Para compartir sentimientos o al menos roces y caricias en la edad, que unos llaman pubertad y otros pavera y que, pletóricas las glándulas, tienden a desbordarse de los límites del cuerpo, muchos varones salían del término geográfico del pueblo y se desplazaban a Berlanga.
Escaseaban por aquellos años sesenta coches y motos, y en tal caso, para dar de sí al exiguo peculio, el medio más económico era “el coche de san Fernando, un rato a pie y otro andando”.
Unos pocos afortunados disponían de bicicleta dotada con faro de dinamo o de linterna, sujeta en el manillar con cuerdas o alambres. Para que los pantalones no se trabaran o mancharan con la grasa de la cadena se los sujetaban con unas presillas de chapa a la altura de los tobillos.

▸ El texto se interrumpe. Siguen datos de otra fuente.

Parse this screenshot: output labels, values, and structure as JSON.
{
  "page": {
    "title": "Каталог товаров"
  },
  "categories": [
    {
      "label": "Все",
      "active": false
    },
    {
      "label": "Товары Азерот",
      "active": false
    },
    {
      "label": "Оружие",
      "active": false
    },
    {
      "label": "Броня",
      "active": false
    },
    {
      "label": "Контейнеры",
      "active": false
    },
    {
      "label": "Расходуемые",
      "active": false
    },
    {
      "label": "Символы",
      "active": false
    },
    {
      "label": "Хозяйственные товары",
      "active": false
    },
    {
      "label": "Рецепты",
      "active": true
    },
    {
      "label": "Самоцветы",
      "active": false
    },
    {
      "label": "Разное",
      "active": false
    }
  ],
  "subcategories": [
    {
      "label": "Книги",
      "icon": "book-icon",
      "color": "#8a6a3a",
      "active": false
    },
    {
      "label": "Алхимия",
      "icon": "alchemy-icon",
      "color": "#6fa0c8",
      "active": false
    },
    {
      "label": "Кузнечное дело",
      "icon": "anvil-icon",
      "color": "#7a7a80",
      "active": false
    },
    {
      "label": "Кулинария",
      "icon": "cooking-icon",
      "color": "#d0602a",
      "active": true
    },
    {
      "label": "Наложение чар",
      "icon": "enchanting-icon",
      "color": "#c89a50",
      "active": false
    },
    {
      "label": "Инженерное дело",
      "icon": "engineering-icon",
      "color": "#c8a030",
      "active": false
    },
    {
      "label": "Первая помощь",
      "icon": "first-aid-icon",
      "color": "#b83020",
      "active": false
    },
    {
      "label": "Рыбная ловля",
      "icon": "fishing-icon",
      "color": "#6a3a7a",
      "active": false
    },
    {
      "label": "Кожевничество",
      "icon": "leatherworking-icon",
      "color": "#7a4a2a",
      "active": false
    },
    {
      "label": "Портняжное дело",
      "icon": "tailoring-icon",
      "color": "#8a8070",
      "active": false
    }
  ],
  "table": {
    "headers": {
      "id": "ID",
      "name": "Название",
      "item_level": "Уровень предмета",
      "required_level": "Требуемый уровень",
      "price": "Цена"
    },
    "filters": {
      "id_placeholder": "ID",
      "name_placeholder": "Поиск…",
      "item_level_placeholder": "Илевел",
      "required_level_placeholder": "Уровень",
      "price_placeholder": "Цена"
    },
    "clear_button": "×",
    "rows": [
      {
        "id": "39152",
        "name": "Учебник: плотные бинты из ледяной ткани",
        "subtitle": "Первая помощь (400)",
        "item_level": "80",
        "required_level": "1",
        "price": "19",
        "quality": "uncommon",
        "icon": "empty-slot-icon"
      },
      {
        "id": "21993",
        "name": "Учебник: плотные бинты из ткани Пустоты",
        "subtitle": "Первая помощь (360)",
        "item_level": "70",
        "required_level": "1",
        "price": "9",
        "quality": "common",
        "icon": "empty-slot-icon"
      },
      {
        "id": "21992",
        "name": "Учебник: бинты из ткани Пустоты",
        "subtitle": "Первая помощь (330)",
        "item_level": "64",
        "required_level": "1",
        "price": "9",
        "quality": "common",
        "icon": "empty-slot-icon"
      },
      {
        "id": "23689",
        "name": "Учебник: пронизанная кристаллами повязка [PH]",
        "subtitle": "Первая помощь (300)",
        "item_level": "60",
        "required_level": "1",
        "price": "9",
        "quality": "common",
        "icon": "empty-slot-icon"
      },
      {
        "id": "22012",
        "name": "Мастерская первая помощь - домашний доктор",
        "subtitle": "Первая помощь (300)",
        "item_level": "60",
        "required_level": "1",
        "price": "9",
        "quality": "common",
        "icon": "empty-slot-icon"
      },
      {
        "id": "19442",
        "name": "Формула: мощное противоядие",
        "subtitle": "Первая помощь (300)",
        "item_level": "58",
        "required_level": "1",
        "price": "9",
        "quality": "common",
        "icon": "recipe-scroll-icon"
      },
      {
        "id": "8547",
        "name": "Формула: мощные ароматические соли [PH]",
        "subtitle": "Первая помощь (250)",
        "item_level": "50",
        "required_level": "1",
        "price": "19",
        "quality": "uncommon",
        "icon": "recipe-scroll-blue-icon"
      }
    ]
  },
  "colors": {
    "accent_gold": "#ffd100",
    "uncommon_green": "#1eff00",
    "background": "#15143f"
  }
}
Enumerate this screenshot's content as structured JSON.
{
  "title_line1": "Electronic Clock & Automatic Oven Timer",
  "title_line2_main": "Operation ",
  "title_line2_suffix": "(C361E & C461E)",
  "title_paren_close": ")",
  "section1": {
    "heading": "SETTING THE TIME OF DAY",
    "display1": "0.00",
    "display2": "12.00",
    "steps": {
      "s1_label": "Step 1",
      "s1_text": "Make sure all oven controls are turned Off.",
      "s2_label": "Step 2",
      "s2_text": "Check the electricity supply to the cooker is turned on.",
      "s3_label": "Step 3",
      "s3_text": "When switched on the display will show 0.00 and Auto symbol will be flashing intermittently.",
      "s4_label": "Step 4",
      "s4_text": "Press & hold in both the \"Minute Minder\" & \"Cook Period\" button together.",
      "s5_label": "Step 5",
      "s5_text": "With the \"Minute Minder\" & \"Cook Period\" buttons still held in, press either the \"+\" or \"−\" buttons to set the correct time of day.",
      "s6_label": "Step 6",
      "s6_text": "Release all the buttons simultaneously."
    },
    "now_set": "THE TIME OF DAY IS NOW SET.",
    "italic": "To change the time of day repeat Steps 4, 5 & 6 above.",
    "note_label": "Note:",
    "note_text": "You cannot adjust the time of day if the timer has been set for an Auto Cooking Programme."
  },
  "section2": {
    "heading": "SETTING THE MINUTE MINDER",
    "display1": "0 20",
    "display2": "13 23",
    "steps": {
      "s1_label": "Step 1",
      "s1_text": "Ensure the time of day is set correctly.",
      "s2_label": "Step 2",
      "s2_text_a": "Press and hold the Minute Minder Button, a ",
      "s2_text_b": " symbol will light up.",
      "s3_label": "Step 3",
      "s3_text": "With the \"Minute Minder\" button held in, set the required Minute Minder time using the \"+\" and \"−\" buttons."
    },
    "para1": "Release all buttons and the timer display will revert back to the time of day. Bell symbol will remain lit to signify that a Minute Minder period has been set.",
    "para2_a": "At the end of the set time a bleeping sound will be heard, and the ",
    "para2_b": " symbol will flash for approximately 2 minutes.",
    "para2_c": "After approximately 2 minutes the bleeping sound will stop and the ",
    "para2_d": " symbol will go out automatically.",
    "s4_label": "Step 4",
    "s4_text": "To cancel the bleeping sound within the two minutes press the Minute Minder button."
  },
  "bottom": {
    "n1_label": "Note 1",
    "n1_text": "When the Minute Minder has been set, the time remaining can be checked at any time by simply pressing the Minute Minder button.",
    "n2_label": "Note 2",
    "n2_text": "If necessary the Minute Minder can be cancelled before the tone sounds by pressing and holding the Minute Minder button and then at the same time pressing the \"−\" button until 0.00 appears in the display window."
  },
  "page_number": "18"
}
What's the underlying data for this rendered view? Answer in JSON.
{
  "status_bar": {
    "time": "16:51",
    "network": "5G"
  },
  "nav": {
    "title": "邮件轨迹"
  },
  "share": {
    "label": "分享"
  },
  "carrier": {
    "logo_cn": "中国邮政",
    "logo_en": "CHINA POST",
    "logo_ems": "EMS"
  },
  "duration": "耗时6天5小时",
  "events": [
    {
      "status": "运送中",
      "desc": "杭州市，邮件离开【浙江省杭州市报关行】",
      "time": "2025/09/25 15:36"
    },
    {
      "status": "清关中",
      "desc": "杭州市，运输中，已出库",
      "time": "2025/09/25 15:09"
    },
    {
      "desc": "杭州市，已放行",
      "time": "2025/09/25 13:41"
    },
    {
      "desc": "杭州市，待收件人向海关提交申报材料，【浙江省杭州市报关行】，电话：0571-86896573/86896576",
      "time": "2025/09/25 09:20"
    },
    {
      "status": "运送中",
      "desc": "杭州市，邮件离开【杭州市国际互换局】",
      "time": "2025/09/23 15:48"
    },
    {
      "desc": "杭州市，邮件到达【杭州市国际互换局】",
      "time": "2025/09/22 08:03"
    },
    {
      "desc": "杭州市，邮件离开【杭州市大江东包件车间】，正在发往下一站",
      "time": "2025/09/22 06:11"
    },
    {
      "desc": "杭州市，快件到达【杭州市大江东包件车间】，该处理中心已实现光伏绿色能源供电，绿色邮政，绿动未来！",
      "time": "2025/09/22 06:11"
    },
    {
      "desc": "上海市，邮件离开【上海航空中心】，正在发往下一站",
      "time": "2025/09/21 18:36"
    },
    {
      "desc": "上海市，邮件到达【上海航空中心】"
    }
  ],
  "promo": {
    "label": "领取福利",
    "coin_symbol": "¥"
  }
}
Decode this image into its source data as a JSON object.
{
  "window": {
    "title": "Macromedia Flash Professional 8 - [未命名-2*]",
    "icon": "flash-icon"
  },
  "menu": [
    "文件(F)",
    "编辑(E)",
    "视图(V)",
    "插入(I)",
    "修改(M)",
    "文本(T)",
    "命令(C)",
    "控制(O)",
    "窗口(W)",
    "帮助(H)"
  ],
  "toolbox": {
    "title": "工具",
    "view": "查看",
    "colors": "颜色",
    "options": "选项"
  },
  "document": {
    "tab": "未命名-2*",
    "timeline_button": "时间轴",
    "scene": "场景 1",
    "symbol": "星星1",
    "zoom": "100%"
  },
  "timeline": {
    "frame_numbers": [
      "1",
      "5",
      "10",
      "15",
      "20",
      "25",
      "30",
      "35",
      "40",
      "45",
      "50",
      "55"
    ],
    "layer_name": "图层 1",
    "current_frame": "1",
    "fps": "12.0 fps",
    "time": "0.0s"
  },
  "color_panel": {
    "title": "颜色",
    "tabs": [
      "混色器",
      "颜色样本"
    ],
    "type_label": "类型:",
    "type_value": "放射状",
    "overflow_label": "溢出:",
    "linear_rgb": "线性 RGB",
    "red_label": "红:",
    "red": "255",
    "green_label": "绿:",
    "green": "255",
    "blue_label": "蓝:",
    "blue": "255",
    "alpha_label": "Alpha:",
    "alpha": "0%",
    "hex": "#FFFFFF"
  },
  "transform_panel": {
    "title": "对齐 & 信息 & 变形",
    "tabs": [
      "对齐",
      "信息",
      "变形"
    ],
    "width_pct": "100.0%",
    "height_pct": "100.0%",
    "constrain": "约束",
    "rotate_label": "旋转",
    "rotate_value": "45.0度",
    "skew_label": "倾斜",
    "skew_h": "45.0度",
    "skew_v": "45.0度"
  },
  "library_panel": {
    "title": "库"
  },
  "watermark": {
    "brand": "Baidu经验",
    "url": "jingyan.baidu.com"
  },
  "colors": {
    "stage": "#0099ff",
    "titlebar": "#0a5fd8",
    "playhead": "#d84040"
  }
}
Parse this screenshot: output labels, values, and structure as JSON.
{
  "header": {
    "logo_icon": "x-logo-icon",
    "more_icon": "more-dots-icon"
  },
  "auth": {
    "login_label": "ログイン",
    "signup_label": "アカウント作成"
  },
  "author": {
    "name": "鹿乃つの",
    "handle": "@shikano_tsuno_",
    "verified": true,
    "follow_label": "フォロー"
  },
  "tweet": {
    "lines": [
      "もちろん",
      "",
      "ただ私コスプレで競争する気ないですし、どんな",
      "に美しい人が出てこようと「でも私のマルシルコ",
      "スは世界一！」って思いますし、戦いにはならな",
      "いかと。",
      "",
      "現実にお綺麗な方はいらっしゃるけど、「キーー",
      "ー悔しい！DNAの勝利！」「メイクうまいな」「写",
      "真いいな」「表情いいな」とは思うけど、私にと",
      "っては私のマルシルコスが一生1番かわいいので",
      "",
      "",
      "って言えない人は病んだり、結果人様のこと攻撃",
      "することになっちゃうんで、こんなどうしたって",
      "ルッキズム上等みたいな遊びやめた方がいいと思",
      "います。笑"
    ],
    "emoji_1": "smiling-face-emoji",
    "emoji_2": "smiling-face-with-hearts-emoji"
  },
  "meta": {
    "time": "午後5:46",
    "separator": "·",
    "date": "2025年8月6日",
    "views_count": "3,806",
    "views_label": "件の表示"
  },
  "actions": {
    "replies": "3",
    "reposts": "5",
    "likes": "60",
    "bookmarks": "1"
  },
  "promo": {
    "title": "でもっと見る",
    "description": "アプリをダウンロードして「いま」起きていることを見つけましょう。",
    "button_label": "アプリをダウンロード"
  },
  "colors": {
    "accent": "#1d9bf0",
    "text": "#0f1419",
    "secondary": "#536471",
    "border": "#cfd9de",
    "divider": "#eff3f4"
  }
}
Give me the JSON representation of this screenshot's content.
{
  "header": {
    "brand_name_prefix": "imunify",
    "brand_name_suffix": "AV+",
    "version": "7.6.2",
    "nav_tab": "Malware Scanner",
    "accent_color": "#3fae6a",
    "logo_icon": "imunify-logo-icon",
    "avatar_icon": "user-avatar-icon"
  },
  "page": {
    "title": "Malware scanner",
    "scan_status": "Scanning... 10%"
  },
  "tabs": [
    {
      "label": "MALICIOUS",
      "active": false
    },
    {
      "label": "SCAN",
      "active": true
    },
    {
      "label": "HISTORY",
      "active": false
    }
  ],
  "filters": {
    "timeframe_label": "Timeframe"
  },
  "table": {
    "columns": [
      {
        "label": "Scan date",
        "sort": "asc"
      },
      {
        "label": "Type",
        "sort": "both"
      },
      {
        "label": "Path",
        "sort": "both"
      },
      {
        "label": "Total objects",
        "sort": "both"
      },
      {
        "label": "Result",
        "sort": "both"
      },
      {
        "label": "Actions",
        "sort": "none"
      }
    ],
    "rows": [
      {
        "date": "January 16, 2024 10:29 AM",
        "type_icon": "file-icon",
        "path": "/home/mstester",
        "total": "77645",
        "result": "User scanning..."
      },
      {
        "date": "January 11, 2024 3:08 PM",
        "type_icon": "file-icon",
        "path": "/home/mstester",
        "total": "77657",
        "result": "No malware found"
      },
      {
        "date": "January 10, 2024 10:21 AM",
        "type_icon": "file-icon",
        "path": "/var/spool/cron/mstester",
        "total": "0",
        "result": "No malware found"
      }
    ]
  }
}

Por la entonces poco transitada carretera, en poco más de media hora, se plantaban en su destino, que era el baile que “La Chocha” organizaba los domingos en el salón del bar Nuevo. Sentado detrás de la puerta en su carrito de inválido controlaba con muleta y boca de arriero furioso a los posibles intrusos que querían colarse sin pagar.
Julio el de Alvarito era el alma de aquel grupo musical que a ritmo de saxofón animaba las querencias de los bailantes. Inolvidables boleros con la carita pegada.
Fui algunas veces, siempre en grupo, y el recuerdo más vivo que tengo es el del camino. El cerro Gordo casi mediaba la ruta era la referencia, una vez traspasado, de cercanía. Al poco divisábamos las primeras luces de las afueras, en un sentido o en otro. La luna, el ladrido de los perros… A la ida con la ilusión y a la vuelta contando cada uno cómo había transcurrido la noche. Algunas mentirijillas exageraban la posible aventura, que de eso, cazadores y conquistadores de féminas mercedes, siempre han usado con discrecional fantasía.